Banks keep cashing in
The profit-generating power of banks will be on full display over the next six days as ANZ, National Australia Bank, Macquarie Group and Westpac report combined cash profits of around $12.5 billion.
ANZ, NAB and Westpac release half-year results, while Macquarie releases record full-year figures. Analysts expect net interest margins to continue to come under downward pressure from competition and weak revenue growth.
As markets signal that official interest rates will rise to 2.75% by December and 3% by June next year, it is clear that there will be losers, and the most obvious are overwhelmed borrowers and banks with a loose credit check.
There will be second-order negative effects even under the less aggressive forecasts of market economists, which suggest that the RBA’s cash rate will be around 1.35% by the end of the year and will peak at around 2.25% next year.
Tuesday’s equity market reaction indicated where the impact will be felt the most, with real estate investment trusts selling down around 3% on a day when the market was down 0.4%.
Disciplined Borrowers Advance on Loans
Banking stocks should do well, according to rating agency Standard & Poor’s, which argues that banks are likely to revalue their assets before a commensurate increase in borrowing costs.
He said loan losses were likely to rise as more indebted households struggled to service their debt at higher interest rates.
S&P concluded, however, that defaults would be limited because banks had been disciplined in assessing the debt service of borrowers at interest rates that included a 3% service buffer.
The rating agency said the additional gross income earned by banks would more than offset losses from credit defaults.
Reserve Bank of Australia Governor Philip Lowe was keen to play down the impact of the rate hike, pointing to higher official cash rates as a sign of a resilient economy.

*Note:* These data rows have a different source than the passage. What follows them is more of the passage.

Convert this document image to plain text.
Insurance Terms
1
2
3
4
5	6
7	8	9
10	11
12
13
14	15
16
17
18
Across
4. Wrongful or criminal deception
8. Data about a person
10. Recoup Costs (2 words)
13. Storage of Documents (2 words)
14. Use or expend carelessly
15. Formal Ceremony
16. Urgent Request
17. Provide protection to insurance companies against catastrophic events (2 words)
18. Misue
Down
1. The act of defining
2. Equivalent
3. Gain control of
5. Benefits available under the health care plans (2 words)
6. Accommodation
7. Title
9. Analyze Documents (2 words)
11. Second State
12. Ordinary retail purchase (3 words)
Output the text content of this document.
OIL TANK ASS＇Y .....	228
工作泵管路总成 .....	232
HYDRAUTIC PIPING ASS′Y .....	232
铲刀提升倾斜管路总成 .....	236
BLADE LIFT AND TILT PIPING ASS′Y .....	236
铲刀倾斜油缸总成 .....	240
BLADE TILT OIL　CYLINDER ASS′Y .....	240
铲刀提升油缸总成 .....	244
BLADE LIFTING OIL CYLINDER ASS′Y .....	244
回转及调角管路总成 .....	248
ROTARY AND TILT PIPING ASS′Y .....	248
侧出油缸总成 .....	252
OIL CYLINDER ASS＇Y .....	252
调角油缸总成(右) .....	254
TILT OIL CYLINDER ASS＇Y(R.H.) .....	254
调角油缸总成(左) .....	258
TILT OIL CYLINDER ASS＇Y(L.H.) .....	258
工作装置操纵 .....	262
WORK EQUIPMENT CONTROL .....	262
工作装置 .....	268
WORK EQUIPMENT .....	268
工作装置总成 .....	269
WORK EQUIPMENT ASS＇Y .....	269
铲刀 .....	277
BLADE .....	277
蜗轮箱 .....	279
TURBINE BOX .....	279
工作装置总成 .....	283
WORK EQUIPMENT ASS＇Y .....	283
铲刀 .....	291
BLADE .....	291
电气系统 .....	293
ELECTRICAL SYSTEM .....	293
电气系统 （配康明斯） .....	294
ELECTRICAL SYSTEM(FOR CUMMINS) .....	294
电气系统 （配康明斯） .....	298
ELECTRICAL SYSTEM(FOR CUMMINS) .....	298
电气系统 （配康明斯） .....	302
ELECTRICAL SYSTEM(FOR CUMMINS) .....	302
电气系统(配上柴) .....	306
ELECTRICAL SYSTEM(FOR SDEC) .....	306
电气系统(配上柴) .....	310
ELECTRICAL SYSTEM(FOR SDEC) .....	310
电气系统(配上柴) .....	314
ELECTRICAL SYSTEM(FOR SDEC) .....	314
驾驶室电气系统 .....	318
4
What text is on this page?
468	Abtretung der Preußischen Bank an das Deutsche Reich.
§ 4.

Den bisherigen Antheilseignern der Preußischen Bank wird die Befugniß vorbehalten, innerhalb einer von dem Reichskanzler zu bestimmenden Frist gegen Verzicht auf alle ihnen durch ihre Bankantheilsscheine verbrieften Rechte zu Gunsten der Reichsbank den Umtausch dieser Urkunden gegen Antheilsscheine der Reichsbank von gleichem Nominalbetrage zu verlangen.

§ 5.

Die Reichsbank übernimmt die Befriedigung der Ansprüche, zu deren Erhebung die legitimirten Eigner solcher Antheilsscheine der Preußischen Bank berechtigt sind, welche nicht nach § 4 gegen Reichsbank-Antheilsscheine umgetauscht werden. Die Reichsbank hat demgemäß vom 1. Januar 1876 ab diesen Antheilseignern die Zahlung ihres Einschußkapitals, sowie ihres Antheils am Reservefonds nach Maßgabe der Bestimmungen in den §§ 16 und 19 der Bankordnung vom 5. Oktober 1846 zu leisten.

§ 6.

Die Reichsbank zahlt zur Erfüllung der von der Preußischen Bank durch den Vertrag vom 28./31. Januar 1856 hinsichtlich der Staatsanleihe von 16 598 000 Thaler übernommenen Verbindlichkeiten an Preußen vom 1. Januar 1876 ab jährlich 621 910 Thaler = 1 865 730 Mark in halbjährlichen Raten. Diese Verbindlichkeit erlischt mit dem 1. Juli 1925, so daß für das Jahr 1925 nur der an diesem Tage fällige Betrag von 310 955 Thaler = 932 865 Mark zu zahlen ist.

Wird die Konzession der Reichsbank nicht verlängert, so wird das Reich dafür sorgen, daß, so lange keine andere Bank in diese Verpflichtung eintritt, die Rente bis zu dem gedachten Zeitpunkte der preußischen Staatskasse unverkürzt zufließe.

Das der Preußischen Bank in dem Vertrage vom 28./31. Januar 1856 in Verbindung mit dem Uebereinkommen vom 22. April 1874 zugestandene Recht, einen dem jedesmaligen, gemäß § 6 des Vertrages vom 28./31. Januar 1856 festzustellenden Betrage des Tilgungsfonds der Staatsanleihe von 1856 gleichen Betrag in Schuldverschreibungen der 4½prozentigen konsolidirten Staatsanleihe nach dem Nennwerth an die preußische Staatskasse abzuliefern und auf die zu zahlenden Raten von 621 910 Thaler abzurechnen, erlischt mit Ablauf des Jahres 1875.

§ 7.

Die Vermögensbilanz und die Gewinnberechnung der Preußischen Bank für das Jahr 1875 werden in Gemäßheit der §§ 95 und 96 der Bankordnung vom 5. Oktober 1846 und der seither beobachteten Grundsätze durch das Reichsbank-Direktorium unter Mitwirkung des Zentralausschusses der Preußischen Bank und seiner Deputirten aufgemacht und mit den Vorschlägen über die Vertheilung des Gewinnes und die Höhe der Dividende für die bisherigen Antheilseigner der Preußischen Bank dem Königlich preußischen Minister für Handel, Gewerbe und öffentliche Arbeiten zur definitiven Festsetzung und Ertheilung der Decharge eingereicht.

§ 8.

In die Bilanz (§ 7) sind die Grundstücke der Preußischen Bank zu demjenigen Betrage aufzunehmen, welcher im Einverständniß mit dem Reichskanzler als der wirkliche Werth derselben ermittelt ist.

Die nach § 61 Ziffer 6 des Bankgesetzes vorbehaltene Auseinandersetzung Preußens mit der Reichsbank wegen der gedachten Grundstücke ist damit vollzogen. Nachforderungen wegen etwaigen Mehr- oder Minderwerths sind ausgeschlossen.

Additionally, he said households had accumulated about $240 billion in savings during the COVID-19 pandemic and on average borrowers were ahead of their mortgage payments by about two years.
He didn’t say so explicitly, but Lowe’s comment pointed to the dangers of believing that rising interest rates would lead to doomsday scenarios of falling house prices, rising defaults and seizures by banks of people with loans equivalent to six times their income.